To my understanding it means becoming more girly. Over the last couple of weeks, i've found myself having this great need to put on a dress. yeah .. i know.. whats all the hype about putting on a dress. The thing is the last time i put on a dress, i was like 10 , 11 so this great desire is certainly news worthy. Even with every girl , their mamas, and their grandmas sporting an ankara dress i never made or wore one. I just didnt see myself wearing one and i had a long list of perfect excuses too.. it wouldn't fit well... ill look frumpy.... blah blah blah all so i wouldnt admit that i just didnt want to wear a dress at that time period.
Now that phase has passed and i find myself looking at dresses in a different light and im thinking to myself ...hmmm i think ill look fly in that..... and that..... and since i dont do half measures i want the whole girly lifestyle. The clothes, the make up, the bright colors, the reds, the pinks ... the whole works.. Now its not like i dont wear make up, i do i just dont do it all the time and i always miss something out, if its not eye shadow , its mascara e.t.c.. This need has been so great that ive had to sit myself down and ask whats with all this girly business? I asked my evil twin who is my resident shrink and she says that the need to be girly is just an expression of the big thing i want which is... yep you guessed right .. change.
I want a new job, wat to meet new pple (i'm seriously bored with all the pple in my life right now).. so many things. I want to make a hairstlye that ive never had before , meet new pple etc in short i want to change my life and i want it right now. anyway sha i digress.
so if u happen to run into or come across a beautiful (yes i say so myself ..sue me), curvy chick in this dress that would be me.......
P.S. Hell has officially frozen over. I AM ON A DIET.

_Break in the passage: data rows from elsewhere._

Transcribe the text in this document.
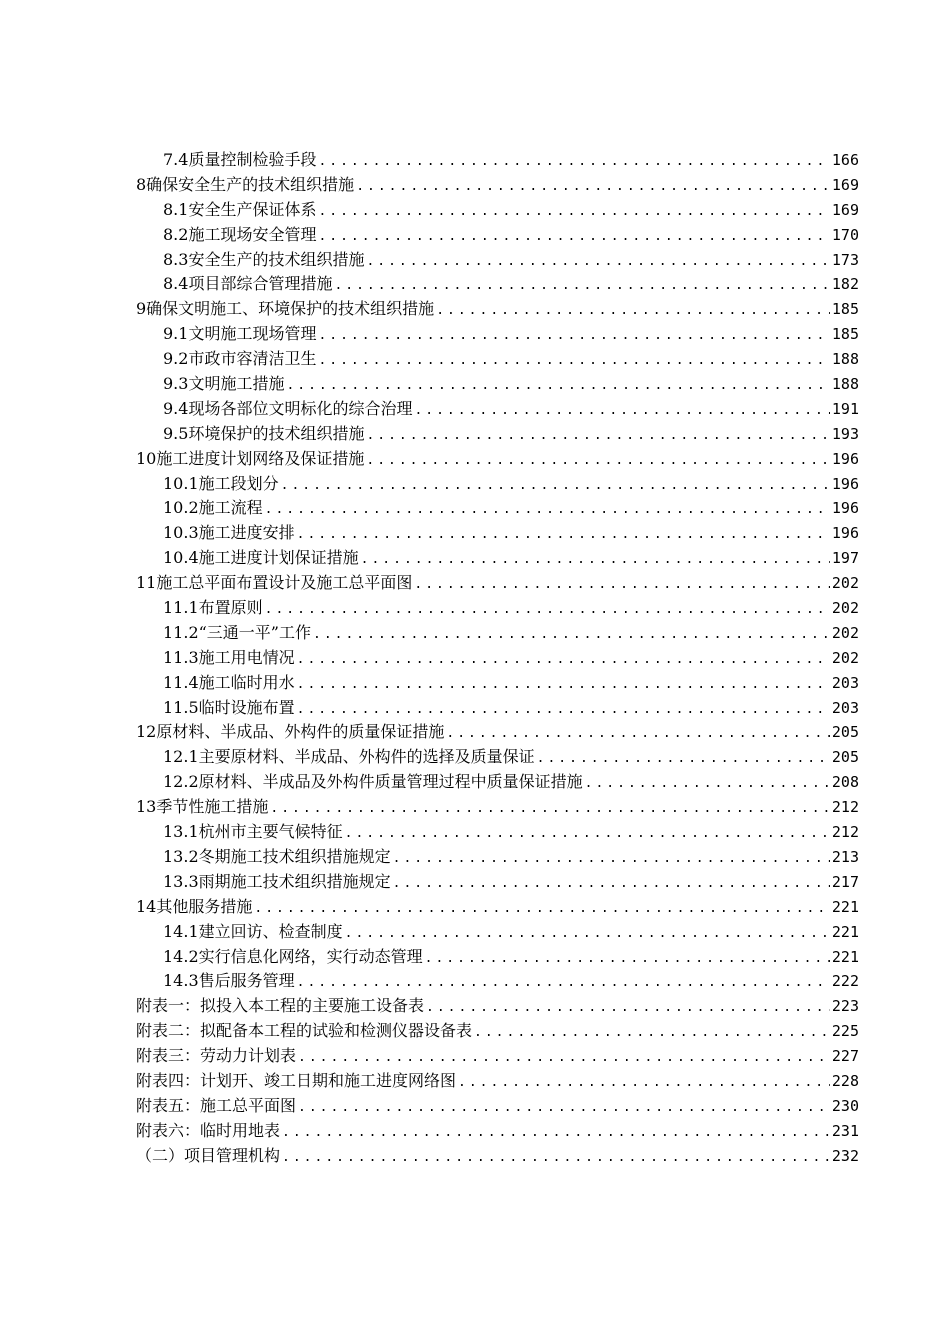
7.4质量控制检验手段 .....	166
8确保安全生产的技术组织措施 .....	169
8.1安全生产保证体系 .....	169
8.2施工现场安全管理 .....	170
8.3安全生产的技术组织措施 .....	173
8.4项目部综合管理措施 .....	182
9确保文明施工、环境保护的技术组织措施 .....	185
9.1文明施工现场管理 .....	185
9.2市政市容清洁卫生 .....	188
9.3文明施工措施 .....	188
9.4现场各部位文明标化的综合治理 .....	191
9.5环境保护的技术组织措施 .....	193
10施工进度计划网络及保证措施 .....	196
10.1施工段划分 .....	196
10.2施工流程 .....	196
10.3施工进度安排 .....	196
10.4施工进度计划保证措施 .....	197
11施工总平面布置设计及施工总平面图 .....	202
11.1布置原则 .....	202
11.2“三通一平”工作 .....	202
11.3施工用电情况 .....	202
11.4施工临时用水 .....	203
11.5临时设施布置 .....	203
12原材料、半成品、外构件的质量保证措施 .....	205
12.1主要原材料、半成品、外构件的选择及质量保证 .....	205
12.2原材料、半成品及外构件质量管理过程中质量保证措施 .....	208
13季节性施工措施 .....	212
13.1杭州市主要气候特征 .....	212
13.2冬期施工技术组织措施规定 .....	213
13.3雨期施工技术组织措施规定 .....	217
14其他服务措施 .....	221
14.1建立回访、检查制度 .....	221
14.2实行信息化网络，实行动态管理 .....	221
14.3售后服务管理 .....	222
附表一：拟投入本工程的主要施工设备表 .....	223
附表二：拟配备本工程的试验和检测仪器设备表 .....	225
附表三：劳动力计划表 .....	227
附表四：计划开、竣工日期和施工进度网络图 .....	228
附表五：施工总平面图 .....	230
附表六：临时用地表 .....	231
（二）项目管理机构 .....	232
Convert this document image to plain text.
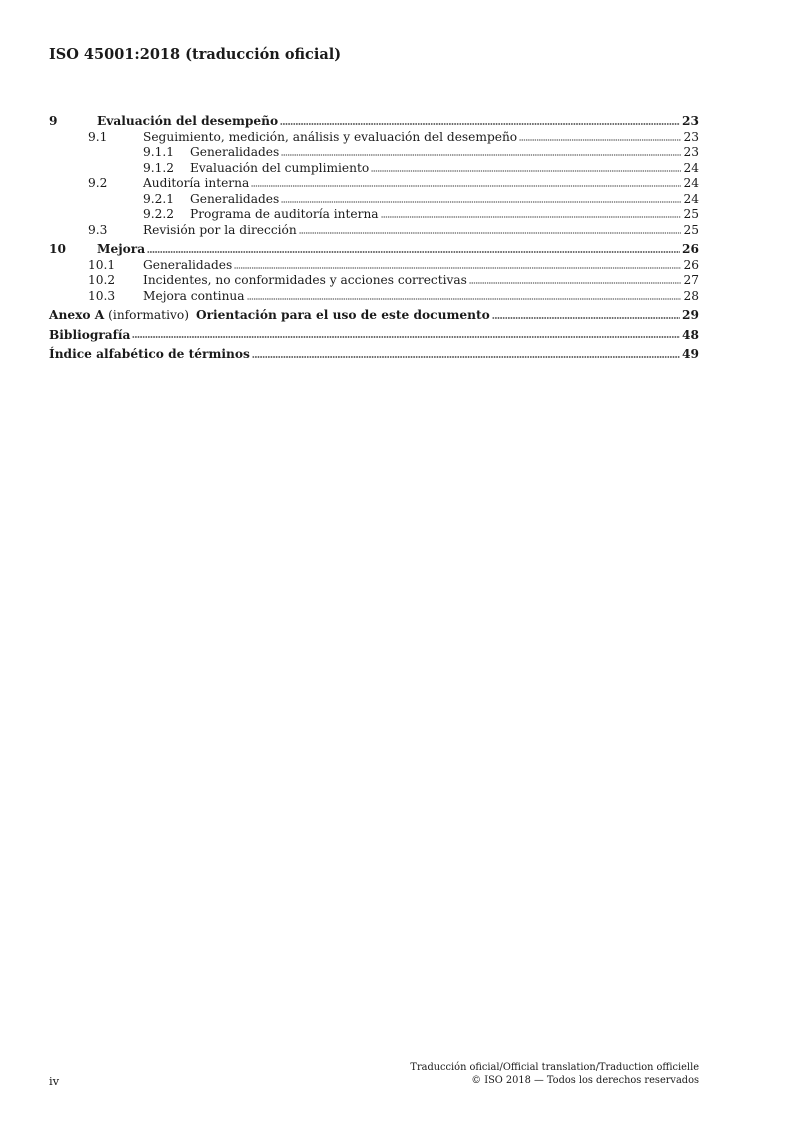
ISO 45001:2018 (traducción oficial)
9	Evaluación del desempeño	23
9.1	Seguimiento, medición, análisis y evaluación del desempeño	23
9.1.1	Generalidades	23
9.1.2	Evaluación del cumplimiento	24
9.2	Auditoría interna	24
9.2.1	Generalidades	24
9.2.2	Programa de auditoría interna	25
9.3	Revisión por la dirección	25
10	Mejora	26
10.1	Generalidades	26
10.2	Incidentes, no conformidades y acciones correctivas	27
10.3	Mejora continua	28
Anexo A (informativo) Orientación para el uso de este documento	29
Bibliografía	48
Índice alfabético de términos	49
iv
Traducción oficial/Official translation/Traduction officielle
© ISO 2018 — Todos los derechos reservados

Tuesday, February 24, 2009

I MISS U

I miss u and i dont know why
a few days pass without me having a single thought of u
yet all of a sudden my face flushes, my heart skips a beat
i remember and i get this ache down in my belly
slowly , it spreads througout my body
i get hot and cold at the same time
i reach for my phone to call you .....
but my memories hit me in the face like a dash of ice...
My hand stills and i can't bring myself to make that call
sometimes i go over myself and i send an sms
most times i say nothing, just hi
but even when the coldness and the hurt of my memories still my hand
still i miss u and i wonder how i could miss someone so much that my arms ache...

Tuesday, September 09, 2008


Finding My Rythm

I wish there was some other word i could use right now but i cant seem to find any. It has been a loong while since ive been here. Every day i tell myself im going to blog today but time slips by and before i know it its time to go home. Right now ive decided to blog at least twice a week to make up for the lost time..... i hope i can make it LOL!!!!!!!!!.

So whats brought me back here asides the fact that i love to write? Well I do love to write and thats why im back and if all i ever write about is about myself my day or whatever happening around me then so be it. Not everyone was meant to write the great novel but some people were definitely meant to write short stories. nomore illusions of grandeur for me.

so wat been happening to me.......... a whole blog no..make that two blog posts.